Clark K Reed, Penaud-Budloo Magalie
Center for Gene Therapy, The Research Institute at Nationwide Children's Hospital, Columbus, OH, USA.
Methods Mol Biol. 2011;807:239-58. doi: 10.1007/978-1-61779-370-7_10.
Recombinant adeno-associated virus (rAAV) vectors are capable of mediating long-term gene expression in a wide variety of animals, including primates. The rAAV genome is packaged into the virion as single-stranded DNA devoid of any viral genes. A proportion of the single-stranded genomes are converted into transcriptionally active double-stranded DNA (dsDNA) early after nuclear entry by second-strand synthesis mediated by host repair DNA polymerases or/and by annealing of the rAAV (-) and (+) strands. Second-generation, self-complementary vectors are packaged as single-strand hairpins and rapidly assume a dsDNA conformation independent of the action of polymerases. In both cases, linear dsDNA vector genomes circularize and can undergo concatemerization into higher order forms (McCarty et al. Annu Rev Genet 38: 819-845, 2004; Schultz and Chamberlain Mol Ther 16: 1189-1199, 2008; Duan et al. J Virol 72: 8568-8577, 1998). As a result, rAAV vector genomes are maintained mainly as circular monomeric and concatemeric episomal forms in skeletal muscle and liver (Schnepp et al. J Virol 77: 3495-3504, 2003; Penaud-Budloo et al. J Virol 82: 7875-7885, 2008; Nakai et al. J Virol 75: 6969-6976, 2001). Moreover, in nonhuman primate skeletal muscle, it has been shown that rAAV episomes assimilate into chromatin with a typical nucleosomal pattern that presumably is important for persistence and gene expression in quiescent tissues over a period of several years (Penaud-Budloo et al. J Virol 82: 7875-7885, 2008). Conversely, although rAAV is not considered as an integrative vector per se, introduction of exogenous DNA into the nuclear compartment can result in low-level vector assimilation into the host genome. One mechanism appears to involve vector insertion at sites of double-strand DNA breaks using cellular DNA repair enzymes. As rAAV gene transfer technology and applications mature, a better characterization of the genetic fate of the rAAV genome is critical to accurately evaluate the risk/benefit ratio for a particular disease indication. In this chapter, two complementary methods are detailed to enable characterization of rAAV molecular structure in a particular target tissue and estimation of its integration frequency.

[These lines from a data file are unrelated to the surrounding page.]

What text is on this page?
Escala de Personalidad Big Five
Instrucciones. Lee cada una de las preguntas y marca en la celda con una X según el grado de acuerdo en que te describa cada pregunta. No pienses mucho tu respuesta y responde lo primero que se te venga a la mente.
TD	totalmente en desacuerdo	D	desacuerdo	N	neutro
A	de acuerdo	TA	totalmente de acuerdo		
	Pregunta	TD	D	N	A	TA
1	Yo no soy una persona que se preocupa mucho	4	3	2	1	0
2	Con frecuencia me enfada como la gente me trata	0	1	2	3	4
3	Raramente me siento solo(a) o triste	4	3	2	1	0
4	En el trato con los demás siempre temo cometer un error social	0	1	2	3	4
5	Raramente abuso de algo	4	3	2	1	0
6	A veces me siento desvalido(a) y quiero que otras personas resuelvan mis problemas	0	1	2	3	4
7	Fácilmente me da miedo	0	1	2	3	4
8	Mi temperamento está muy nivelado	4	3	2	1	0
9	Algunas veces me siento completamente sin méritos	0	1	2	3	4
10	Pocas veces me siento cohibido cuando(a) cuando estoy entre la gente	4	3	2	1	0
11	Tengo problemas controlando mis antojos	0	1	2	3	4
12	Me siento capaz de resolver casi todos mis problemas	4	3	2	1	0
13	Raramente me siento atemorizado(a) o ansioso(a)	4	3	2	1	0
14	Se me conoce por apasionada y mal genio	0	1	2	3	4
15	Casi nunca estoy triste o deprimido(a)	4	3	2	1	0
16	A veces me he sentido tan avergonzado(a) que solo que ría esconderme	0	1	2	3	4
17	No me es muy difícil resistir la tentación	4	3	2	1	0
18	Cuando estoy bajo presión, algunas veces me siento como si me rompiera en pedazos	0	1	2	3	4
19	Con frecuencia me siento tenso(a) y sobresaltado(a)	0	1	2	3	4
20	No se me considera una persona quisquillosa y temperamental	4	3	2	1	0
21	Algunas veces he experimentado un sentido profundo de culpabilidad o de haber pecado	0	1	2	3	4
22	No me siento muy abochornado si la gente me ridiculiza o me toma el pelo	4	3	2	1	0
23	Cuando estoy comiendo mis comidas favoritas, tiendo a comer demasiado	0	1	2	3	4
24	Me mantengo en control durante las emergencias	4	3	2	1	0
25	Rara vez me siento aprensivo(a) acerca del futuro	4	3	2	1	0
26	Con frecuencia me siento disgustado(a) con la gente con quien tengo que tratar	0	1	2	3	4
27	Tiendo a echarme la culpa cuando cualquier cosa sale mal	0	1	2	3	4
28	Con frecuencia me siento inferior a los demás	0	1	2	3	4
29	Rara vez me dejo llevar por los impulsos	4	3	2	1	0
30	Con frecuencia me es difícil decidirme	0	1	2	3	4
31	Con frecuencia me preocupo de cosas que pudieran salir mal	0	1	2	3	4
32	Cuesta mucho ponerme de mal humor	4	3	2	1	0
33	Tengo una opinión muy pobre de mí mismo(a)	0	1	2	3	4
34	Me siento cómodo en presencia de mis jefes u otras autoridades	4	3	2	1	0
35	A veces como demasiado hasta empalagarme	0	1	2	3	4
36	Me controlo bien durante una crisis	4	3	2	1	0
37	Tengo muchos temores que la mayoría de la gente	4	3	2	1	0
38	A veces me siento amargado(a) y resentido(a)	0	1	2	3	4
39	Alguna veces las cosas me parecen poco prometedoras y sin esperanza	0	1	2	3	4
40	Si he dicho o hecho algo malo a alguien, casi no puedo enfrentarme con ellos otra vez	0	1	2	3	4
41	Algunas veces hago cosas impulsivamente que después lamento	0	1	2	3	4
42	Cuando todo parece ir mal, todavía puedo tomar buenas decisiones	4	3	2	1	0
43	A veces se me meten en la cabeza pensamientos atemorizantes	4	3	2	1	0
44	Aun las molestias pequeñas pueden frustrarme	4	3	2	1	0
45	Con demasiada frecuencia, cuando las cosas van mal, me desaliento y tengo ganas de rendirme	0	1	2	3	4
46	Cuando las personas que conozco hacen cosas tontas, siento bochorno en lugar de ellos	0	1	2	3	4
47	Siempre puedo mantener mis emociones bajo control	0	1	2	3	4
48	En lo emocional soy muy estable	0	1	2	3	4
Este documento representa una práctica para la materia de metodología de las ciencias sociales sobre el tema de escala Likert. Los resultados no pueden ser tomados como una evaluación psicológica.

重组腺相关病毒(rAAV)载体能够在包括灵长类动物在内的多种动物中介导长期基因表达。rAAV基因组以不含任何病毒基因的单链DNA形式包装进病毒粒子。一部分单链基因组在通过宿主修复DNA聚合酶介导的第二链合成或/和rAAV(-)链与(+)链退火进入细胞核后早期转化为转录活性双链DNA(dsDNA)。第二代自我互补载体以单链发夹形式包装,并迅速形成独立于聚合酶作用的dsDNA构象。在这两种情况下,线性dsDNA载体基因组都会环化,并可串联形成更高阶形式(麦卡蒂等人,《遗传学年度评论》38:819 - 845,2004;舒尔茨和张伯伦,《分子治疗》16:1189 - 1199,2008;段等人,《病毒学杂志》72:8568 - 8577,1998)。因此,rAAV载体基因组在骨骼肌和肝脏中主要以环状单体和串联附加体形式维持(施内普等人,《病毒学杂志》77:3495 - 3504,2003;佩诺 - 布德鲁等人,《病毒学杂志》82:7875 - 7885,2008;中井等人,《病毒学杂志》75:6969 - 6976,2001)。此外,在非人类灵长类动物骨骼肌中,已表明rAAV附加体以典型的核小体模式融入染色质,这可能对静止组织中数年的持久性和基因表达很重要(佩诺 - 布德鲁等人,《病毒学杂志》82:7875 - 7885,2008)。相反,尽管rAAV本身不被视为整合载体,但将外源DNA引入核区室可能导致低水平的载体整合到宿主基因组中。一种机制似乎涉及利用细胞DNA修复酶在双链DNA断裂位点插入载体。随着rAAV基因转移技术和应用的成熟,更好地表征rAAV基因组的遗传命运对于准确评估特定疾病适应症的风险/效益比至关重要。在本章中,详细介绍了两种互补方法,以能够表征特定靶组织中rAAV的分子结构并估计其整合频率。